Empirical power--law scaling has been widely observed across modern deep learning systems, yet its theoretical origins and scope of validity remain incompletely understood. The Generalized Resolution--Shell Dynamics (GRSD) framework models learning as spectral energy transport across logarithmic resolution shells, providing a coarse--grained dynamical description of training. Within GRSD, power--law scaling corresponds to a particularly simple renormalized shell dynamics; however, such behavior is not automatic and requires additional structural properties of the learning process.
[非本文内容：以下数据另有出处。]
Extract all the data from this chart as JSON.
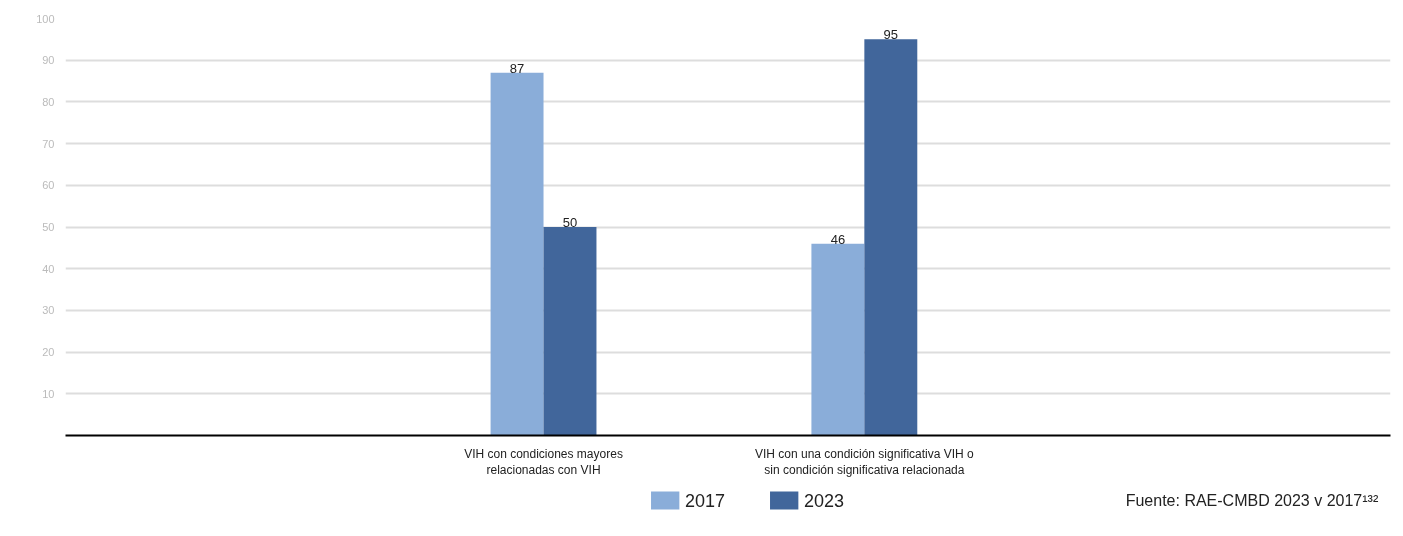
{
  "chart_data": {
    "type": "bar",
    "categories": [
      "VIH con condiciones mayores\nrelacionadas con VIH",
      "VIH con una condición significativa VIH o\nsin condición significativa relacionada"
    ],
    "series": [
      {
        "name": "2017",
        "color": "#8aadd9",
        "values": [
          87,
          46
        ]
      },
      {
        "name": "2023",
        "color": "#41669b",
        "values": [
          50,
          95
        ]
      }
    ],
    "ylim": [
      0,
      100
    ],
    "yticks": [
      10,
      20,
      30,
      40,
      50,
      60,
      70,
      80,
      90,
      100
    ],
    "grid": "y",
    "legend": "bottom",
    "data_labels": true,
    "annotations": [
      "Fuente: RAE-CMBD 2023 v 2017¹³²"
    ]
  }
}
In this work, we identify a set of sufficient conditions under which the GRSD shell dynamics admits a renormalizable coarse--grained description. These conditions constrain the learning configuration at multiple levels, including boundedness of gradient propagation in the computation graph, weak functional incoherence at initialization, controlled Jacobian evolution along training, and log--shift invariance of renormalized shell couplings. We further show that power--law scaling does not follow from renormalizability alone, but instead arises as a rigidity consequence: once log--shift invariance is combined with the intrinsic time--rescaling covariance of gradient flow, the renormalized GRSD velocity field is forced into a power--law form.
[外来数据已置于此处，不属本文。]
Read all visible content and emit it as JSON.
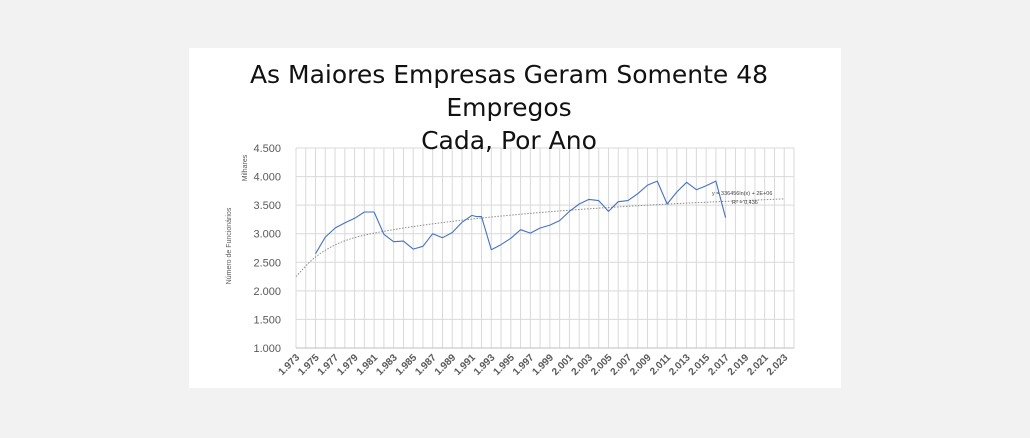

翻译：经验幂律标度在现代深度学习系统中被广泛观测到，但其理论起源与有效范围仍未被完全理解。广义分辨率壳层动力学框架将学习建模为跨越对数分辨率壳层的谱能量输运，为训练提供了粗粒化的动力学描述。在广义分辨率壳层动力学框架内，幂律标度对应一种特别简单的重正化壳层动力学；然而，这种行为并非自动产生，需要学习过程具备额外的结构特性。在本工作中，我们识别了一组充分条件，在这些条件下，广义分辨率壳层动力学的壳层动力学允许一个可重正化的粗粒化描述。这些条件在多个层面上约束了学习配置，包括计算图中梯度传播的有界性、初始化时的弱函数非相干性、训练过程中雅可比矩阵的受控演化，以及重正化壳层耦合的对数平移不变性。我们进一步证明，幂律标度并非仅源于可重正化性，而是作为一种刚性结果出现：一旦将对数平移不变性与梯度流固有的时间重标度协变性相结合，重正化后的广义分辨率壳层动力学速度场就被迫呈现幂律形式。